Stover was never selected as a First Team All-Pro, limiting him to Second Team honors twice in his career. He was only named to two Pro Bowls, which some say demonstrates he was never viewed as truly the best kicker in the league during his era.

Though he ranks high in field goal percentage and is 7th all-time in points scored, Stover did not lead the league in critical statistical categories like field goal percentage as often as other Hall of Fame kickers like Morten Andersen and Jan Stenerud. He never set significant NFL records that reflect true greatness at the position.

While longevity and reliability were Stover’s calling cards, some argue that Hall of Famers should have higher peaks of production and dominance compared to their peers. Stover was very good for a long time, but perhaps not extraordinary enough to warrant induction.

Overall, the lack of First Team All-Pro honors and few statistical distinctions form the crux of the argument that Stover does not have the resume of a Hall of Fame or legendary kicker.

Expert Opinions

There is debate among football experts and analysts about whether Stover deserves induction into the Pro Football Hall of Fame. According to one analyst, “Stover is a borderline case who will have to wait for a very weak Hall class.” (Source)

However, other experts argue he has a strong case. As columnist Rick Gosselin wrote, “Stover led all NFL kickers with 135 points in 2000 and set an NFL record with field goals in 38 consecutive games from 1999-2001. His streak of perfection alone should get him a foot in the Canton door.” (Source)

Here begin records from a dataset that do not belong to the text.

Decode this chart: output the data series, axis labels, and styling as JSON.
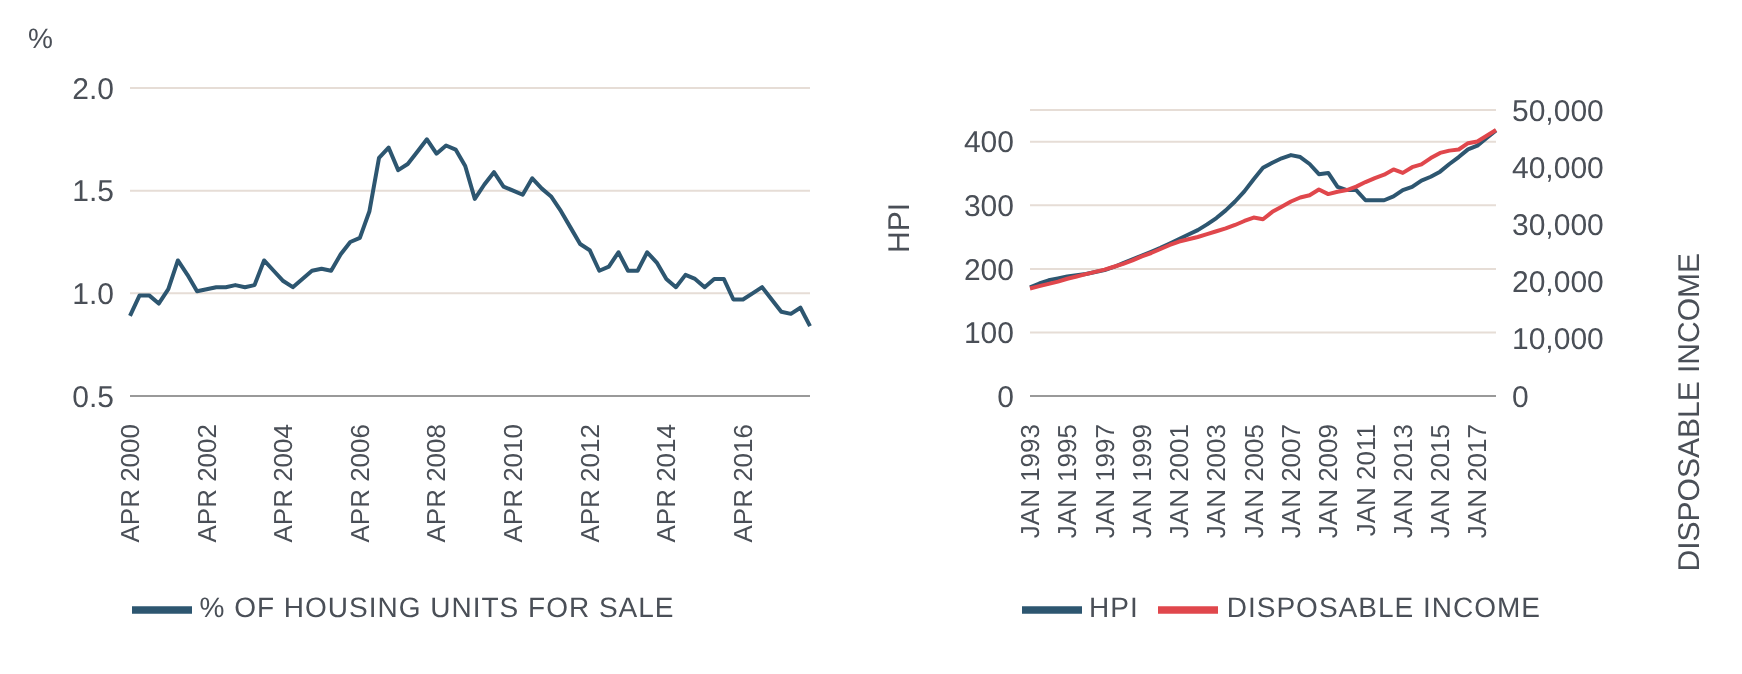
{
  "chart_data": [
    {
      "type": "line",
      "ylabel": "%",
      "categories": [
        "APR 2000",
        null,
        null,
        null,
        null,
        null,
        null,
        null,
        "APR 2002",
        null,
        null,
        null,
        null,
        null,
        null,
        null,
        "APR 2004",
        null,
        null,
        null,
        null,
        null,
        null,
        null,
        "APR 2006",
        null,
        null,
        null,
        null,
        null,
        null,
        null,
        "APR 2008",
        null,
        null,
        null,
        null,
        null,
        null,
        null,
        "APR 2010",
        null,
        null,
        null,
        null,
        null,
        null,
        null,
        "APR 2012",
        null,
        null,
        null,
        null,
        null,
        null,
        null,
        "APR 2014",
        null,
        null,
        null,
        null,
        null,
        null,
        null,
        "APR 2016",
        null,
        null,
        null,
        null,
        null,
        null,
        null
      ],
      "series": [
        {
          "name": "% OF HOUSING UNITS FOR SALE",
          "color": "#2d5670",
          "values": [
            0.89,
            0.99,
            0.99,
            0.95,
            1.02,
            1.16,
            1.09,
            1.01,
            1.02,
            1.03,
            1.03,
            1.04,
            1.03,
            1.04,
            1.16,
            1.11,
            1.06,
            1.03,
            1.07,
            1.11,
            1.12,
            1.11,
            1.19,
            1.25,
            1.27,
            1.4,
            1.66,
            1.71,
            1.6,
            1.63,
            1.69,
            1.75,
            1.68,
            1.72,
            1.7,
            1.62,
            1.46,
            1.53,
            1.59,
            1.52,
            1.5,
            1.48,
            1.56,
            1.51,
            1.47,
            1.4,
            1.32,
            1.24,
            1.21,
            1.11,
            1.13,
            1.2,
            1.11,
            1.11,
            1.2,
            1.15,
            1.07,
            1.03,
            1.09,
            1.07,
            1.03,
            1.07,
            1.07,
            0.97,
            0.97,
            1.0,
            1.03,
            0.97,
            0.91,
            0.9,
            0.93,
            0.84
          ]
        }
      ],
      "ylim": [
        0.5,
        2.0
      ],
      "yticks": [
        {
          "value": 0.5,
          "label": "0.5"
        },
        {
          "value": 1,
          "label": "1.0"
        },
        {
          "value": 1.5,
          "label": "1.5"
        },
        {
          "value": 2,
          "label": "2.0"
        }
      ],
      "grid": "y",
      "legend": "bottom"
    },
    {
      "type": "line",
      "ylabel": "HPI",
      "y2label": "DISPOSABLE INCOME",
      "categories": [
        "JAN 1993",
        null,
        null,
        null,
        "JAN 1995",
        null,
        null,
        null,
        "JAN 1997",
        null,
        null,
        null,
        "JAN 1999",
        null,
        null,
        null,
        "JAN 2001",
        null,
        null,
        null,
        "JAN 2003",
        null,
        null,
        null,
        "JAN 2005",
        null,
        null,
        null,
        "JAN 2007",
        null,
        null,
        null,
        "JAN 2009",
        null,
        null,
        null,
        "JAN 2011",
        null,
        null,
        null,
        "JAN 2013",
        null,
        null,
        null,
        "JAN 2015",
        null,
        null,
        null,
        "JAN 2017",
        null,
        null
      ],
      "series": [
        {
          "name": "HPI",
          "color": "#2d5670",
          "values": [
            171,
            177,
            182,
            185,
            188,
            190,
            192,
            195,
            198,
            203,
            209,
            215,
            221,
            227,
            233,
            240,
            247,
            254,
            261,
            270,
            280,
            292,
            306,
            322,
            341,
            359,
            367,
            374,
            379,
            376,
            365,
            349,
            351,
            329,
            324,
            324,
            308,
            308,
            308,
            314,
            324,
            329,
            339,
            345,
            353,
            365,
            376,
            388,
            394,
            406,
            418
          ]
        },
        {
          "name": "DISPOSABLE INCOME",
          "color": "#e0474c",
          "axis": "y2",
          "values": [
            18800,
            19200,
            19600,
            20000,
            20500,
            20900,
            21300,
            21700,
            22100,
            22600,
            23100,
            23700,
            24400,
            25000,
            25700,
            26400,
            27000,
            27400,
            27800,
            28300,
            28800,
            29300,
            29900,
            30600,
            31200,
            30900,
            32200,
            33100,
            34000,
            34700,
            35100,
            36100,
            35300,
            35700,
            36000,
            36600,
            37400,
            38100,
            38700,
            39600,
            39000,
            40000,
            40500,
            41600,
            42500,
            42900,
            43100,
            44200,
            44500,
            45500,
            46500
          ]
        }
      ],
      "ylim": [
        0,
        450
      ],
      "yticks": [
        0,
        100,
        200,
        300,
        400
      ],
      "y2lim": [
        0,
        50000
      ],
      "y2ticks": [
        {
          "value": 0,
          "label": "0"
        },
        {
          "value": 10000,
          "label": "10,000"
        },
        {
          "value": 20000,
          "label": "20,000"
        },
        {
          "value": 30000,
          "label": "30,000"
        },
        {
          "value": 40000,
          "label": "40,000"
        },
        {
          "value": 50000,
          "label": "50,000"
        }
      ],
      "grid": "y",
      "legend": "bottom"
    }
  ]
}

Overall, Stover’s Hall of Fame chances remain uncertain and debated among football experts and writers. Some see him as deserving induction, while others view him as simply a very good, borderline candidate.


Matt Stover has an impressive football career. He holds records for the longest field goal in Super Bowl history and the Cleveland Browns franchise scoring record. Stover was named to two Pro Bowls and selected as a 2nd team All-Pro kicker. While he has some excellent accomplishments, Stover faces a high bar for induction into the Pro Football Hall of Fame as a kicker. The Hall of Fame Selection Committee is notoriously difficult on specialists like kickers and punters.

Stover will likely need to wait several more years before gaining serious consideration. He trails other kickers like Jason Hanson, Gary Anderson, and Adam Vinatieri in career stats and honors. Stover’s odds of induction improve if those other kickers pave the way. I predict Stover will eventually get into the Hall of Fame, but not for another 5-10 years at least.